Examples of the cyanoacrylate-based ultraviolet absorber include 2-ethylhexyl-2-cyano-3,3-diphenylacrylate, ethyl-2-cyano-3,3-diphenylacrylate and the like. Even if these are used alone,
You may mix and use 2 or more types.

These ultraviolet absorbers are usually used in an amount of 0.001 to 5 parts by weight, preferably 0.005 to 1.0 parts by weight, more preferably 0.01 to 0 parts by weight, per 100 parts by weight of the polycarbonate [A]. It can be used in an amount of 0.5 parts by weight.

Further, the release agent may be a general release agent and is not particularly limited. For example, examples of the hydrocarbon release agent include natural and synthetic paraffins, polyethylene waxes, and fluorocarbons.

As the fatty acid-based release agent, stearic acid,
Higher fatty acids such as hydroxystearic acid, oxy fatty acids and the like can be mentioned. Examples of the fatty acid amide release agent include fatty acid amides such as stearic acid amide and ethylenebisstearamide, and alkylenebisfatty acid amides.

Examples of the alcohol-based release agent include aliphatic alcohols such as stearyl alcohol and cetyl alcohol, polyhydric alcohols, polyglycols, and polyglycerols.

Examples of the fatty acid ester release agent include lower alcohol esters of aliphatic acids such as butyl stearate and pentaerythritol tetrastearate, polyhydric alcohol esters of fatty acids, and polyglycol esters of fatty acids.

Examples of the silicone release agent include silicone oils. These may be used alone or in combination of two or more.

These release agents are generally used in an amount of 0.001 to 5 parts by weight, preferably 0.005 to 1 part by weight, and more preferably 0.01 to 0.1 part by weight, per 100 parts by weight of the polycarbonate [A]. It can be used in an amount of 5 parts by weight.

Further, the colorant may be a pigment or a dye. Coloring agents include inorganic and organic coloring agents, either of which may be used.
They may be used in combination.

Specific examples of the inorganic colorant include oxides such as titanium dioxide and red iron oxide, hydroxides such as alumina white, sulfides such as zinc sulfide, selenides, ferrocyanides such as navy blue, and zinc chromate. , Chromates such as molybdenum red, sulfates such as barium sulfate, carbonates such as calcium carbonate, silicates such as ultramarine blue,
Phosphates such as manganese violet; carbon such as carbon black; and metallic powder coloring agents such as bronze powder and aluminum powder.
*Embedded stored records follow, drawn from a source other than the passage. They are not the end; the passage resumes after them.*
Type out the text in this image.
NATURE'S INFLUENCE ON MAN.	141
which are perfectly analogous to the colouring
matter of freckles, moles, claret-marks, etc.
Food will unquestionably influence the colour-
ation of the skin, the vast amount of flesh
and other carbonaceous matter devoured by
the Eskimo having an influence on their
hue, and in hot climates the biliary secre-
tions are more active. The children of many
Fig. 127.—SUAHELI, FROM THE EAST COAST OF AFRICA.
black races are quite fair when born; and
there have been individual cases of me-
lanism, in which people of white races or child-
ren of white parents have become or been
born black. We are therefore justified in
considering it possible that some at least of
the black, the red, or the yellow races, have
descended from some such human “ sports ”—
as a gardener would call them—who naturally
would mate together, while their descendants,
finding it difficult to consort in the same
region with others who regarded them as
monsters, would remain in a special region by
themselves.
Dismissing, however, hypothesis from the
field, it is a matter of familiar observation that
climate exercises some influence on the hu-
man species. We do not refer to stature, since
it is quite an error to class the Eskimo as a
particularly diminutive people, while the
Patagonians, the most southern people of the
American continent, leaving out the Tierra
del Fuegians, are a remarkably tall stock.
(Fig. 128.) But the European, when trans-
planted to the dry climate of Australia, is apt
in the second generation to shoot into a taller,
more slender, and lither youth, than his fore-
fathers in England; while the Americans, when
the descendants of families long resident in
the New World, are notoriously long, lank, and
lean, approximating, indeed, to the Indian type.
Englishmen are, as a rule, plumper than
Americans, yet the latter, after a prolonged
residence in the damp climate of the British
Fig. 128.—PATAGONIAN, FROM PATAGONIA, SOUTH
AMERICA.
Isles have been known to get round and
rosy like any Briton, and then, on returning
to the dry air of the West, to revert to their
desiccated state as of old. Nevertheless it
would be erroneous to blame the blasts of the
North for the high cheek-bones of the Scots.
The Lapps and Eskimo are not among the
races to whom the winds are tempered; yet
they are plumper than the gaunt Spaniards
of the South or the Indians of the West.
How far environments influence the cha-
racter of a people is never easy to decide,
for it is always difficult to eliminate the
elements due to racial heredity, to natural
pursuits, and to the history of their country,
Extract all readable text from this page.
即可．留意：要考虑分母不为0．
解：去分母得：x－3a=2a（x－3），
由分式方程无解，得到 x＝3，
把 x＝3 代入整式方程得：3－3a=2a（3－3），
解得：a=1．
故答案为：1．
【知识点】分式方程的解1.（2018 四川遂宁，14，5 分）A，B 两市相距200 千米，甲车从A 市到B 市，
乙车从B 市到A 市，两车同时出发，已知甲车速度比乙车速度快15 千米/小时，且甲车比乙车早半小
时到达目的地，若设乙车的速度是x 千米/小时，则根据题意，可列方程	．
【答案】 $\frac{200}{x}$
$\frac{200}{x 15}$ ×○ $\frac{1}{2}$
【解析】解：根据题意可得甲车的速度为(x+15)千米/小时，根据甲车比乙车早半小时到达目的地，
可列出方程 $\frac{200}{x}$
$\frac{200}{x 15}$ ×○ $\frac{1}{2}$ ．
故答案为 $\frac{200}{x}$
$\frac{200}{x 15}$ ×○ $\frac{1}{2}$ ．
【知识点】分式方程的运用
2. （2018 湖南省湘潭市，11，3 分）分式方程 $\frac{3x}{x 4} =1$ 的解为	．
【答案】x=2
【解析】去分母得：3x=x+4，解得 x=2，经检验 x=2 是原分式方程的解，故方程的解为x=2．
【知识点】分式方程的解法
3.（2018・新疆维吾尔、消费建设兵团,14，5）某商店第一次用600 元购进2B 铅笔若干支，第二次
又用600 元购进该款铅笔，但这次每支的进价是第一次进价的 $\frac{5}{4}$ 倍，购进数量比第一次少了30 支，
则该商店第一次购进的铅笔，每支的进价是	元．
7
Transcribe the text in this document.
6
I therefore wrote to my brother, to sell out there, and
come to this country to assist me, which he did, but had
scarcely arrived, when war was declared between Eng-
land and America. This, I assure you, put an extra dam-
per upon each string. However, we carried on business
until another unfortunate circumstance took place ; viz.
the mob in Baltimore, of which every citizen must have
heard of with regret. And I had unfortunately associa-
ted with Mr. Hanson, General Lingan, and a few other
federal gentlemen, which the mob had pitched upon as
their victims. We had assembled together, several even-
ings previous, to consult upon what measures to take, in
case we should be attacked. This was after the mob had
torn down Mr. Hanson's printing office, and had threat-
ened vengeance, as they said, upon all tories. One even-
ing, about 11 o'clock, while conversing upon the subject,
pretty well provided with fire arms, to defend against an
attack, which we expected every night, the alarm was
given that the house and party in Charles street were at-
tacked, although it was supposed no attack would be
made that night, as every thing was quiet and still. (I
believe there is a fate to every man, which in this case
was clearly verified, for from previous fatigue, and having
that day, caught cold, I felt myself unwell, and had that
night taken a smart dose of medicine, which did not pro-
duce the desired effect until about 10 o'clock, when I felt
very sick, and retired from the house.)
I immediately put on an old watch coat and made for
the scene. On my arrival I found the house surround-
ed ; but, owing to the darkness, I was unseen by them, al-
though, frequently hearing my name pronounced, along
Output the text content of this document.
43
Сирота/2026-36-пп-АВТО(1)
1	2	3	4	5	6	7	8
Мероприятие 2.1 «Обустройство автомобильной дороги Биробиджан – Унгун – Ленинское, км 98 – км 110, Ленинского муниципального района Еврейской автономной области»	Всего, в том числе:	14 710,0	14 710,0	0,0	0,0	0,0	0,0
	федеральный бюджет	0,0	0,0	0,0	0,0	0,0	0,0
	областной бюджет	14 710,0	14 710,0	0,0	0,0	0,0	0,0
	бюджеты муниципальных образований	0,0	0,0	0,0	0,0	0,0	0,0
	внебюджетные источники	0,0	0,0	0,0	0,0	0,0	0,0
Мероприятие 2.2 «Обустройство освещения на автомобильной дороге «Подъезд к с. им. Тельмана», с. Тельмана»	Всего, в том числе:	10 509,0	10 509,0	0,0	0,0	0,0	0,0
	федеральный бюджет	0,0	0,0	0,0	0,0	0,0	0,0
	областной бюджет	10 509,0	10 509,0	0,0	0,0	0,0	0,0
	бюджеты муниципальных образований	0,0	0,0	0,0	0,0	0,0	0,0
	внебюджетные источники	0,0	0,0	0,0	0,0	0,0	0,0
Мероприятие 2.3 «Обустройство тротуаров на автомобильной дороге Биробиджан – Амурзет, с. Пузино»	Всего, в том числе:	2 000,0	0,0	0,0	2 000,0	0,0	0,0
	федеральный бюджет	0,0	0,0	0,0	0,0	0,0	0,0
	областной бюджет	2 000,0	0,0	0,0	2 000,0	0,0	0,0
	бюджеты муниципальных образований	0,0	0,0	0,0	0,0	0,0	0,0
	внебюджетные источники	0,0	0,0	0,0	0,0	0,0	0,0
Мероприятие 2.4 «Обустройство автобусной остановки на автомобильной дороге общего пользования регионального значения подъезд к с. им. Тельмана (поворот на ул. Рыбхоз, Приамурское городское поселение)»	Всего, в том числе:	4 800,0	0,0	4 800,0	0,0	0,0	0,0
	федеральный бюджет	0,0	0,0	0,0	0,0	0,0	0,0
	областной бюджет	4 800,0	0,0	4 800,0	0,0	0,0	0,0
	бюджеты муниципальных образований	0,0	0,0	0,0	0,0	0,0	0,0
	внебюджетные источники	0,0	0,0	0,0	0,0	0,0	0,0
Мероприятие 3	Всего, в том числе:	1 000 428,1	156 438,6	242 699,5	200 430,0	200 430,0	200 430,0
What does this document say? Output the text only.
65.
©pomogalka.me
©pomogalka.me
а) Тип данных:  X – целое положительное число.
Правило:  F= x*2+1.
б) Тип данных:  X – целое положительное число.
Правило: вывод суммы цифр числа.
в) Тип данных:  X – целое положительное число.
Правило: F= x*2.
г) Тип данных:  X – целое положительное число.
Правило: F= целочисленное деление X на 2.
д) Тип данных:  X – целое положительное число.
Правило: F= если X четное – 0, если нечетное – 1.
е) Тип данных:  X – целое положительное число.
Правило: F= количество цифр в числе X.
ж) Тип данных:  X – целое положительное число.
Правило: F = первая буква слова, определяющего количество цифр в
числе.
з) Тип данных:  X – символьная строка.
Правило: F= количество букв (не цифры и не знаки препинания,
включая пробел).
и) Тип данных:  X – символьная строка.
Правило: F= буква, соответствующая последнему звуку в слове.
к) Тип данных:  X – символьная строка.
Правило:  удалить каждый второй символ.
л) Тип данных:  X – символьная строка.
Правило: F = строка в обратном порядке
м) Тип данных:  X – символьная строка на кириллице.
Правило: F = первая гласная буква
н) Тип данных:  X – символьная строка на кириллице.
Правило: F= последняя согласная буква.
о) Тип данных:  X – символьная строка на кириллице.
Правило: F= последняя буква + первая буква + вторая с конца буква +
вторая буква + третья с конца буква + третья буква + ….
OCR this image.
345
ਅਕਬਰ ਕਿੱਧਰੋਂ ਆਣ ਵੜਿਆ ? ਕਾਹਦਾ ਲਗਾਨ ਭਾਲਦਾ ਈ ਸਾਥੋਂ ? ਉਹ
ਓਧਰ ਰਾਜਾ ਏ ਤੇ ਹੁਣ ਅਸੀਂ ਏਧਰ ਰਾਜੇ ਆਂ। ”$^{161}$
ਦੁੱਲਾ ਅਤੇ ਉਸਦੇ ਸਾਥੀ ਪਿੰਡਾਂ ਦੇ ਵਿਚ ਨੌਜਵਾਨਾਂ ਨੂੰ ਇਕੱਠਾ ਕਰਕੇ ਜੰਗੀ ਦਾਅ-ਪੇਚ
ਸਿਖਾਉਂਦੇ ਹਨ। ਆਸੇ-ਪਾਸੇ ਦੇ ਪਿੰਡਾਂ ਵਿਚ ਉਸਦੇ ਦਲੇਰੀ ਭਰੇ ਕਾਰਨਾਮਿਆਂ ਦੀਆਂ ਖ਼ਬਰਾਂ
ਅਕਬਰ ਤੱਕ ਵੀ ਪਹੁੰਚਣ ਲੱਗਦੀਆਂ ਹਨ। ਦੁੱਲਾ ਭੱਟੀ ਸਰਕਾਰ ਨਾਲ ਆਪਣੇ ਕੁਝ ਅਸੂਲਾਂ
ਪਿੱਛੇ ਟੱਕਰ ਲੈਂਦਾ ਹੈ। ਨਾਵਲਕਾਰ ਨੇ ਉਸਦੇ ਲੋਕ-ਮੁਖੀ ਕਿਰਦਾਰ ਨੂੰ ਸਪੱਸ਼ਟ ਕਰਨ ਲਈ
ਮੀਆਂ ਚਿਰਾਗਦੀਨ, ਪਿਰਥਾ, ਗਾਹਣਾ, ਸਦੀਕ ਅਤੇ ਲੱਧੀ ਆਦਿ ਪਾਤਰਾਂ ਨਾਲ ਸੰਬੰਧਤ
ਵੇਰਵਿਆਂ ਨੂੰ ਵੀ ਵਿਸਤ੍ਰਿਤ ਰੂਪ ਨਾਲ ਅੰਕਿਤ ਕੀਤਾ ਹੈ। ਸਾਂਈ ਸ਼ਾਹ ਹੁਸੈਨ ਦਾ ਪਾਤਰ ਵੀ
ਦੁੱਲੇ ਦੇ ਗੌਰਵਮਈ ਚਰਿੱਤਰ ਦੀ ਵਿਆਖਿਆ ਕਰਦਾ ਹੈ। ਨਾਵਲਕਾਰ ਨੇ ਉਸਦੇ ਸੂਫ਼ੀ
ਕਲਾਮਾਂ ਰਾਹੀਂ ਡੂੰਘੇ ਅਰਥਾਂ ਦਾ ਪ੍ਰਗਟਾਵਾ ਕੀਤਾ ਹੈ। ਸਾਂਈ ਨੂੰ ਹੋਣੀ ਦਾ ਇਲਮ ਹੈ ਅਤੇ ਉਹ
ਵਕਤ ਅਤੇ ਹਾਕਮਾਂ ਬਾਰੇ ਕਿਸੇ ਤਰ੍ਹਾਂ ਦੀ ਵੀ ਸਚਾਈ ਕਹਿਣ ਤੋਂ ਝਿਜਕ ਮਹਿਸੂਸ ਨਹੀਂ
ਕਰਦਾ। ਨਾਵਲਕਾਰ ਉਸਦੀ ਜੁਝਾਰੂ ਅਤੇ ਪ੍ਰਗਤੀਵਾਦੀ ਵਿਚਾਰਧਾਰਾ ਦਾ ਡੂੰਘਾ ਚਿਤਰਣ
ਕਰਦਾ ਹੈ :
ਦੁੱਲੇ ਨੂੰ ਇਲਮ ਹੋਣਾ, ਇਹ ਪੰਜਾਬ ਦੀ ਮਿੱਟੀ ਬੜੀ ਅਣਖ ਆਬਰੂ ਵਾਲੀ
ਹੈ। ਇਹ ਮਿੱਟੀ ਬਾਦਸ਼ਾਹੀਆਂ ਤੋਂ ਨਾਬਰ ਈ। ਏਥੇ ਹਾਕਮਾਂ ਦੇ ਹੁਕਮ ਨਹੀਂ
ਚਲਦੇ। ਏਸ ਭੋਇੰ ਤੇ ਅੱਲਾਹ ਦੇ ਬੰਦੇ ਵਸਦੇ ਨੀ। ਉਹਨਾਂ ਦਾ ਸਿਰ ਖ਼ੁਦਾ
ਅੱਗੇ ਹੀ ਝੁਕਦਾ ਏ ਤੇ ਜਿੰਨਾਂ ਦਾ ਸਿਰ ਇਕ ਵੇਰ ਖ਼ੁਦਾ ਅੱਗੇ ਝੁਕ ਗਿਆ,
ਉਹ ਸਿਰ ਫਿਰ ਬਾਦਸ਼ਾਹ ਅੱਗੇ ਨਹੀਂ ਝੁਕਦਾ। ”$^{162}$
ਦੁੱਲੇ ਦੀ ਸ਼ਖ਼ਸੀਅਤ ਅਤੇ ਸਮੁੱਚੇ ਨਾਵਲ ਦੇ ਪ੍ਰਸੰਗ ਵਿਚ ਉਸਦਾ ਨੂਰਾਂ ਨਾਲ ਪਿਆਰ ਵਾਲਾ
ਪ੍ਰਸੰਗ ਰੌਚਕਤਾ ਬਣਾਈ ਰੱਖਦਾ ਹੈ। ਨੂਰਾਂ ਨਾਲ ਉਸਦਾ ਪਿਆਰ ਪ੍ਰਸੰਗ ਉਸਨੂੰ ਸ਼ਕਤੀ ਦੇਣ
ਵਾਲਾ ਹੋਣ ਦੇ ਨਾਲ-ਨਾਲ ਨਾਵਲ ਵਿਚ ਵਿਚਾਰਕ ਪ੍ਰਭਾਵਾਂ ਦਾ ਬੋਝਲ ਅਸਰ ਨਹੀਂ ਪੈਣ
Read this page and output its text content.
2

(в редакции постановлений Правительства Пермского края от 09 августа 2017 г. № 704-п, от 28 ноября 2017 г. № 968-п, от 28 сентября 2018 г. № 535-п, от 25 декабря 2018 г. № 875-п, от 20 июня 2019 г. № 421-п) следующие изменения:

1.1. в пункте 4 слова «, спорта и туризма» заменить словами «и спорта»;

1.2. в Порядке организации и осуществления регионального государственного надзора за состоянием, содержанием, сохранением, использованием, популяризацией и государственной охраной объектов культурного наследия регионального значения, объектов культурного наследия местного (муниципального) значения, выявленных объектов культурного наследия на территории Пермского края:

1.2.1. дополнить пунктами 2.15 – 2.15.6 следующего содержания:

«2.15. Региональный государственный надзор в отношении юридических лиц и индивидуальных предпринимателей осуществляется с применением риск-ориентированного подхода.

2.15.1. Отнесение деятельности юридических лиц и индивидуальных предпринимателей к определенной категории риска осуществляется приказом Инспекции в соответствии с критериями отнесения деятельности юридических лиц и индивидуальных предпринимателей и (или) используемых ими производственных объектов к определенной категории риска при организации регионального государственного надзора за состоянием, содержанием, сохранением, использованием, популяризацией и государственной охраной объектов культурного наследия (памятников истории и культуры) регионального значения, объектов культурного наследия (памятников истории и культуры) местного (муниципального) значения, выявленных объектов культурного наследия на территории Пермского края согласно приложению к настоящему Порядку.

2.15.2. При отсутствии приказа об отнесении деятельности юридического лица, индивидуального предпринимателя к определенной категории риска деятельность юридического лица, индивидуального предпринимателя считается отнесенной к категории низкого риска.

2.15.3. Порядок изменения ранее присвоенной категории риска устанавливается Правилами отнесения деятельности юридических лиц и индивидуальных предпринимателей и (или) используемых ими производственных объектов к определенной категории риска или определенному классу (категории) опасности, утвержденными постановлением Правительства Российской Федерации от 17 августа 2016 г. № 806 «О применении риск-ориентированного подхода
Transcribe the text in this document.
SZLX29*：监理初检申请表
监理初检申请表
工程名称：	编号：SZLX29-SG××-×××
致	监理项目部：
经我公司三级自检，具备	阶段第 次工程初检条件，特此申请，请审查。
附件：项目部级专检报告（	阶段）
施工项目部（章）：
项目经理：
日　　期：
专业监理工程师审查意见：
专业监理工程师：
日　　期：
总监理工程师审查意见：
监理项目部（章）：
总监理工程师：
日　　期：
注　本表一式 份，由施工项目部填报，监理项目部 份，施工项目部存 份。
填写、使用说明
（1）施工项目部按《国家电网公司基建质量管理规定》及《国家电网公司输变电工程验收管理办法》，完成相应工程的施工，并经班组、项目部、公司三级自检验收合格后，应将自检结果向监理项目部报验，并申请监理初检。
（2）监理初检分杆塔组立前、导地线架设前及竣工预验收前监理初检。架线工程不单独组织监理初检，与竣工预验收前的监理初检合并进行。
Specific examples of the organic coloring agent include nitroso-based dyes such as naphthol green B, nitro-based dyes such as naphthol yellow-S, lithol red and Bordeaux 10
B, phthalocyanine such as naphthol red and chromophtal yellow, phthalocyanine such as phthalocyanine blue and fast sky blue, and condensed polycyclic colorants such as indanthrone blue, quinacridone violet, and dioxazine violet.

These colorants may be used alone or in combination. These colorants are usually used in an amount of 1 × 10 ^{−6 to} 5% per 100 parts by weight of the polycarbonate [A].
It can be used in an amount of 1 part by weight, preferably 1 × 10 ^{−5 to} 3 parts by weight, more preferably 1 × 10 ⁻⁵ to 1 part by weight.

In the present invention, the polycarbonate obtained as described above is preferably subjected to a reduced pressure treatment.
When performing such a decompression treatment, the treatment apparatus is not particularly limited. For example, a reactor with a decompression device may be used, or an extruder with a decompression device may be used.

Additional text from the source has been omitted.